STEVE INSKEEP, HOST:
In California, companies cannot force their employees to hand over their social media passwords. Universities cannot do this for students either. It's the latest state to bar institutions from trying to keep tabs on their current or prospective workers.
NPR's Kirk Siegler reports.
KIRK SIEGLER, BYLINE: Now let's say you've cleared the first round of a job interview and you're trying to impress your potential new boss. She asks for your Facebook password. She just wants to check out some of your photos or that status update you wrote when you were tipsy on New Year's, you know, just to make sure you check out. No way, you'd say, right?
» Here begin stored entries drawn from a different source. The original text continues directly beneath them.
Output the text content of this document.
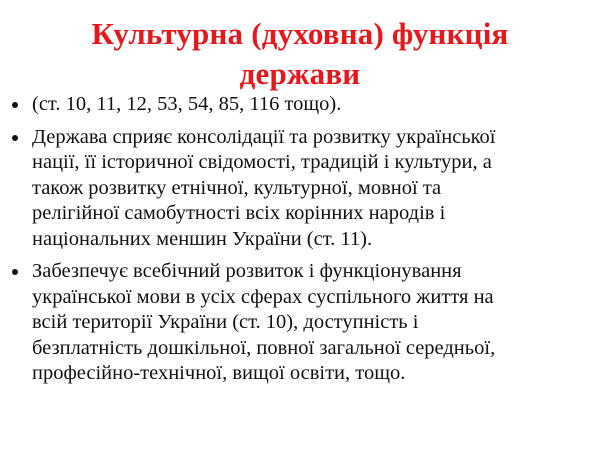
Культурна (духовна) функція
держави
(ст. 10, 11, 12, 53, 54, 85, 116 тощо).
Держава сприяє консолідації та розвитку української
нації, її історичної свідомості, традицій і культури, а
також розвитку етнічної, культурної, мовної та
релігійної самобутності всіх корінних народів і
національних меншин України (ст. 11).
Забезпечує всебічний розвиток і функціонування
української мови в усіх сферах суспільного життя на
всій території України (ст. 10), доступність і
безплатність дошкільної, повної загальної середньої,
професійно-технічної, вищої освіти, тощо.
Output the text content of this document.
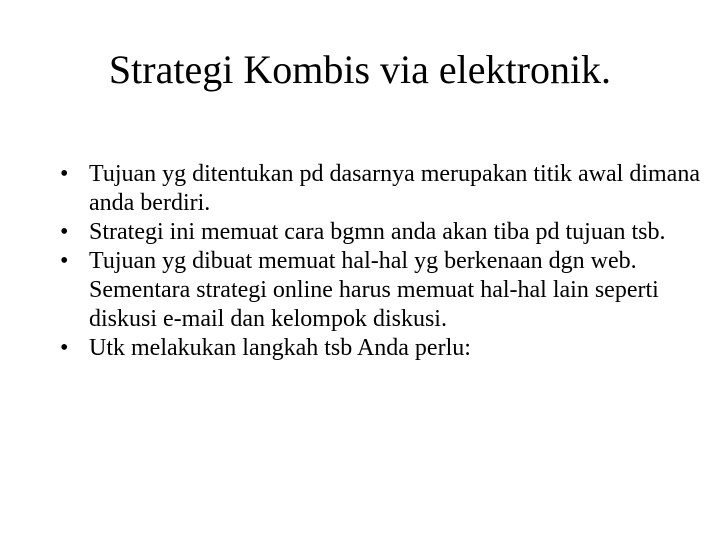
Strategi Kombis via elektronik.
• Tujuan yg ditentukan pd dasarnya merupakan titik awal dimana anda berdiri.
• Strategi ini memuat cara bgmn anda akan tiba pd tujuan tsb.
• Tujuan yg dibuat memuat hal-hal yg berkenaan dgn web. Sementara strategi online harus memuat hal-hal lain seperti diskusi e-mail dan kelompok diskusi.
• Utk melakukan langkah tsb Anda perlu:
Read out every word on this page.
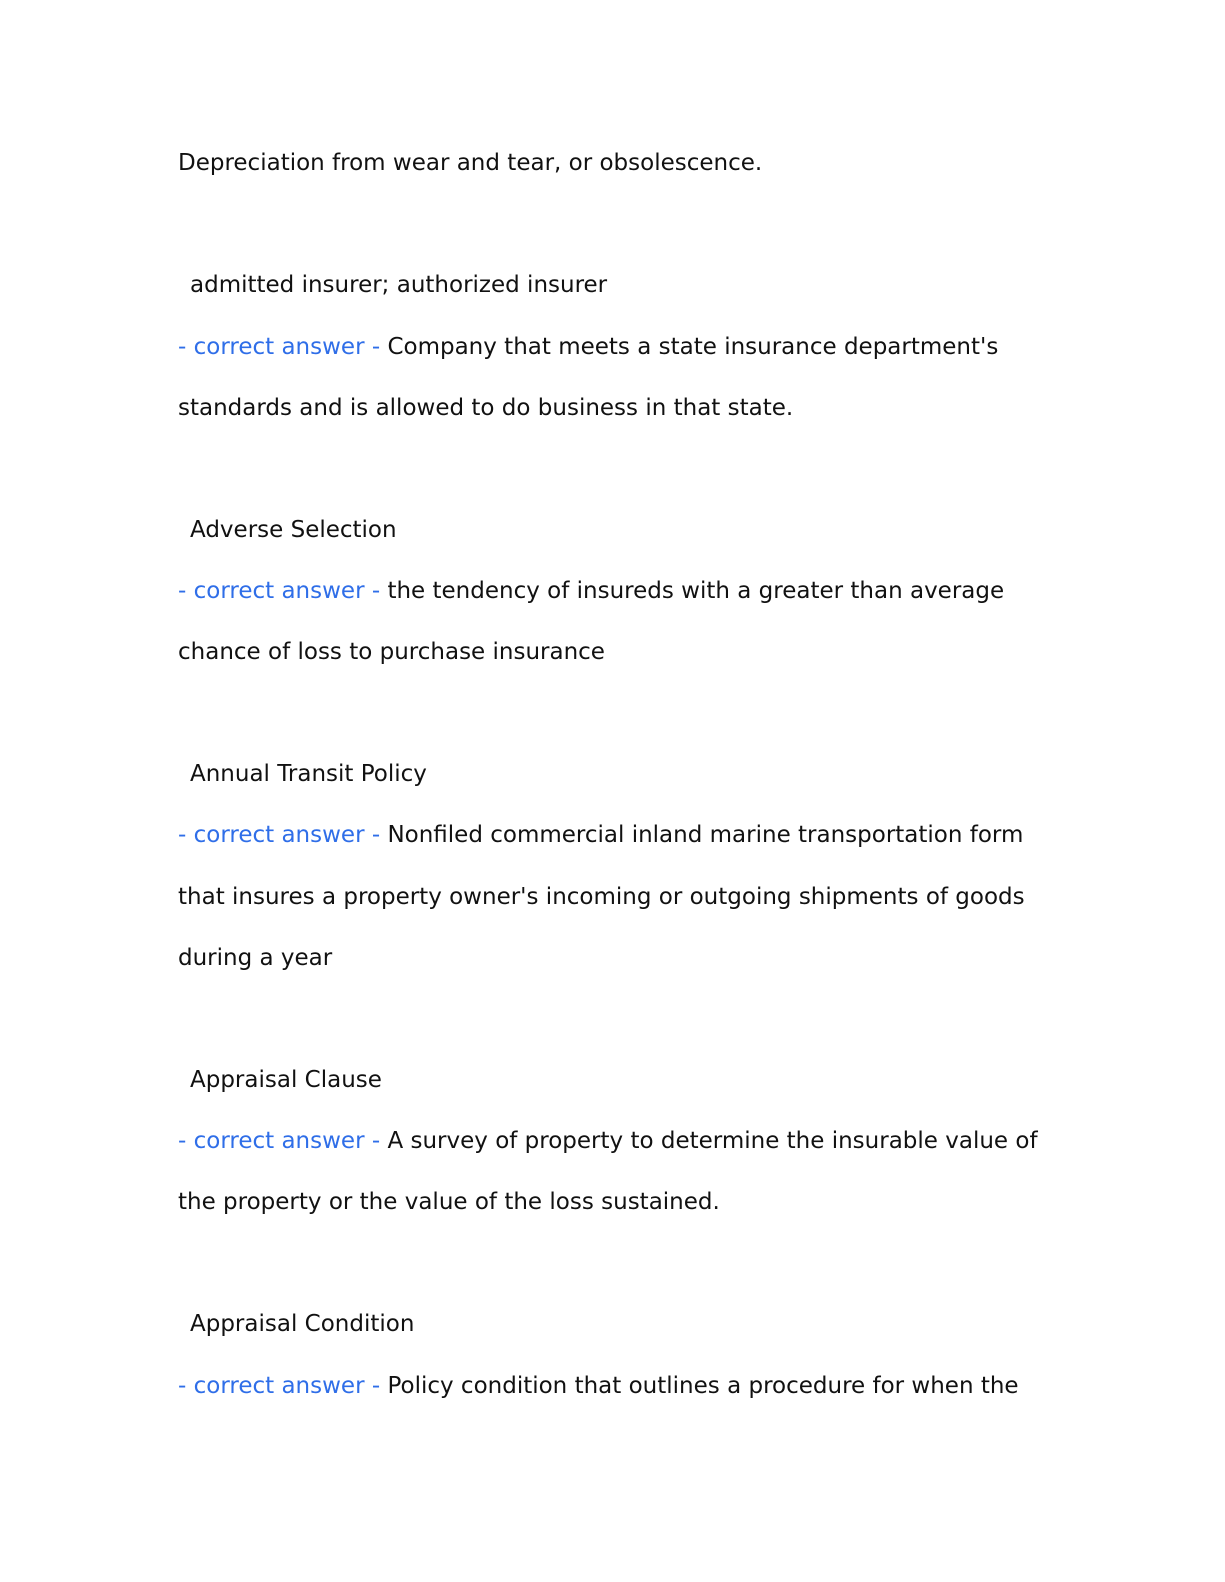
Depreciation from wear and tear, or obsolescence.
admitted insurer; authorized insurer
- correct answer - Company that meets a state insurance department's
standards and is allowed to do business in that state.
Adverse Selection
- correct answer - the tendency of insureds with a greater than average
chance of loss to purchase insurance
Annual Transit Policy
- correct answer - Nonfiled commercial inland marine transportation form
that insures a property owner's incoming or outgoing shipments of goods
during a year
Appraisal Clause
- correct answer - A survey of property to determine the insurable value of
the property or the value of the loss sustained.
Appraisal Condition
- correct answer - Policy condition that outlines a procedure for when the
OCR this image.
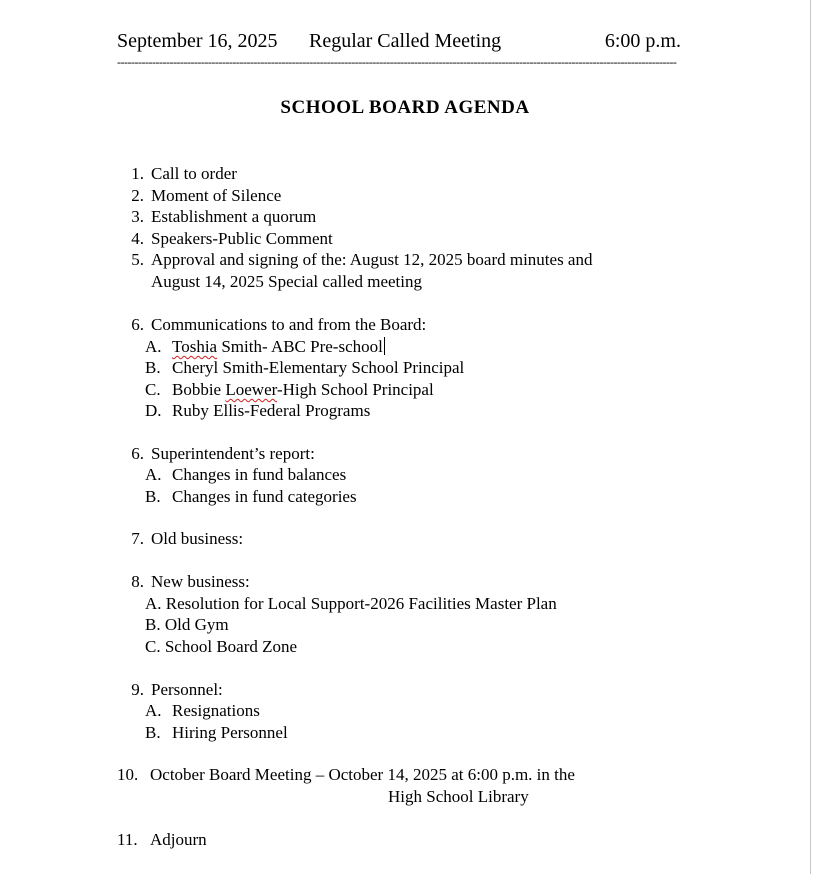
September 16, 2025 Regular Called Meeting	6:00 p.m.
----------------------------------------------------------------------------------------------------------------------------------------------------------------
SCHOOL BOARD AGENDA
1. Call to order
2. Moment of Silence
3. Establishment a quorum
4. Speakers-Public Comment
5. Approval and signing of the: August 12, 2025 board minutes and
August 14, 2025 Special called meeting
6. Communications to and from the Board:
A. Toshia Smith- ABC Pre-school
B. Cheryl Smith-Elementary School Principal
C. Bobbie Loewer-High School Principal
D. Ruby Ellis-Federal Programs
6. Superintendent’s report:
A. Changes in fund balances
B. Changes in fund categories
7. Old business:
8. New business:
A. Resolution for Local Support-2026 Facilities Master Plan
B. Old Gym
C. School Board Zone
9. Personnel:
A. Resignations
B. Hiring Personnel
10. October Board Meeting – October 14, 2025 at 6:00 p.m. in the
High School Library
11. Adjourn
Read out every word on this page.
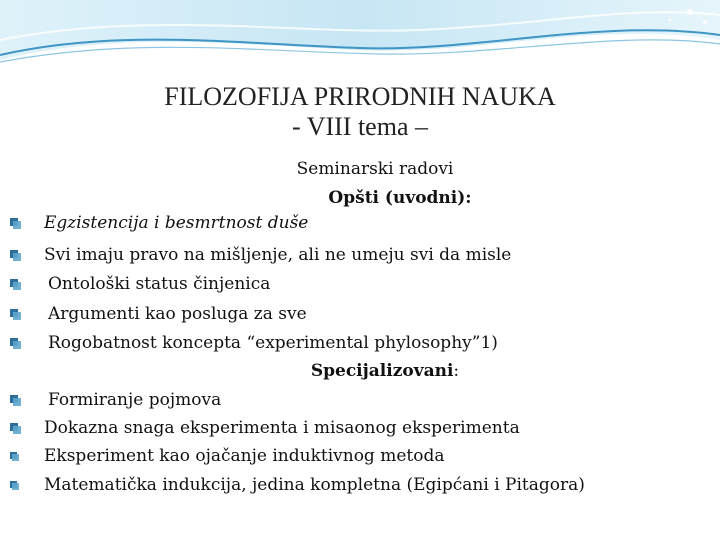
FILOZOFIJA PRIRODNIH NAUKA
- VIII tema –
Seminarski radovi
Opšti (uvodni):
Egzistencija i besmrtnost duše
Svi imaju pravo na mišljenje, ali ne umeju svi da misle
Ontološki status činjenica
Argumenti kao posluga za sve
Rogobatnost koncepta “experimental phylosophy”1)
Specijalizovani:
Formiranje pojmova
Dokazna snaga eksperimenta i misaonog eksperimenta
Eksperiment kao ojačanje induktivnog metoda
Matematička indukcija, jedina kompletna (Egipćani i Pitagora)
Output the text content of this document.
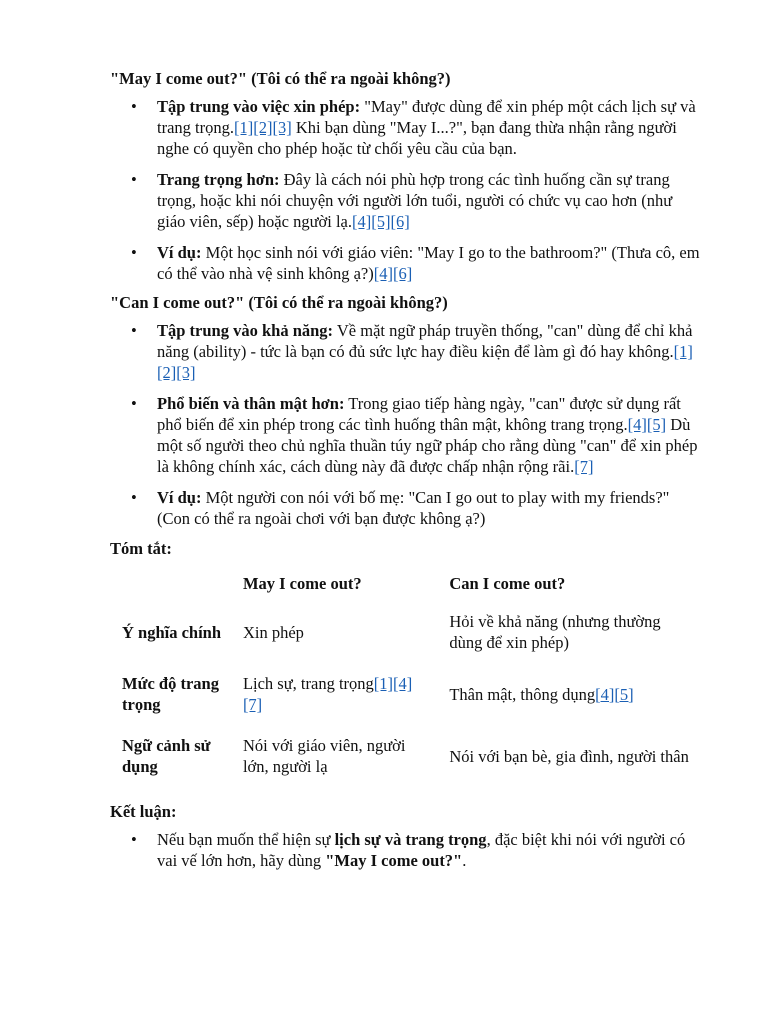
"May I come out?" (Tôi có thể ra ngoài không?)

• Tập trung vào việc xin phép: "May" được dùng để xin phép một cách lịch sự và trang trọng.[1][2][3] Khi bạn dùng "May I...?", bạn đang thừa nhận rằng người nghe có quyền cho phép hoặc từ chối yêu cầu của bạn.
• Trang trọng hơn: Đây là cách nói phù hợp trong các tình huống cần sự trang trọng, hoặc khi nói chuyện với người lớn tuổi, người có chức vụ cao hơn (như giáo viên, sếp) hoặc người lạ.[4][5][6]
• Ví dụ: Một học sinh nói với giáo viên: "May I go to the bathroom?" (Thưa cô, em có thể vào nhà vệ sinh không ạ?)[4][6]

"Can I come out?" (Tôi có thể ra ngoài không?)

• Tập trung vào khả năng: Về mặt ngữ pháp truyền thống, "can" dùng để chỉ khả năng (ability) - tức là bạn có đủ sức lực hay điều kiện để làm gì đó hay không.[1][2][3]
• Phổ biến và thân mật hơn: Trong giao tiếp hàng ngày, "can" được sử dụng rất phổ biến để xin phép trong các tình huống thân mật, không trang trọng.[4][5] Dù một số người theo chủ nghĩa thuần túy ngữ pháp cho rằng dùng "can" để xin phép là không chính xác, cách dùng này đã được chấp nhận rộng rãi.[7]
• Ví dụ: Một người con nói với bố mẹ: "Can I go out to play with my friends?" (Con có thể ra ngoài chơi với bạn được không ạ?)

Tóm tắt:

	May I come out?	Can I come out?
Ý nghĩa chính	Xin phép	Hỏi về khả năng (nhưng thường dùng để xin phép)
Mức độ trang trọng	Lịch sự, trang trọng[1][4][7]	Thân mật, thông dụng[4][5]
Ngữ cảnh sử dụng	Nói với giáo viên, người lớn, người lạ	Nói với bạn bè, gia đình, người thân

Kết luận:

• Nếu bạn muốn thể hiện sự lịch sự và trang trọng, đặc biệt khi nói với người có vai vế lớn hơn, hãy dùng "May I come out?".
The problem is that if you really need a job, you may be inclined to turn over your personal digital or social media credentials.
Brad Shearer, a Washington DC-based social media and tech law attorney. He helped draft California's new social media privacy act. More and more people are living their lives online, and Shearer says laws like these are a win for the protection of privacy.
BRAD SHEARER: You have to ask this question: is it okay for your employer to be able to bug your home phone, or bug your home?
SIEGLER: But at the same time, Shearer says, employers shouldn't have to be responsible for what their employees do online. He says a new law in Michigan addresses this problem as well.
In total, six states now have some sort of social media privacy law; Michigan, California, Illinois, Delaware, New Jersey and Maryland. Expect more to follow suit in the coming year, even though this actually worries some electronic privacy advocates.
Kurt Opsahl is a senior staff attorney with the Electronic Frontier Foundation in San Francisco.
KURT OPSAHL: So I think there actually are a lot of dangers associated with legislatures trying to regulate technology with law. The better solution for all of this would be for employers to simply stop doing this, without the need for government intervention.
SIEGLER: Or, says Opsahl, a uniform, single set of rules for every state. The new Congress may consider federal legislation that attempts to do just that.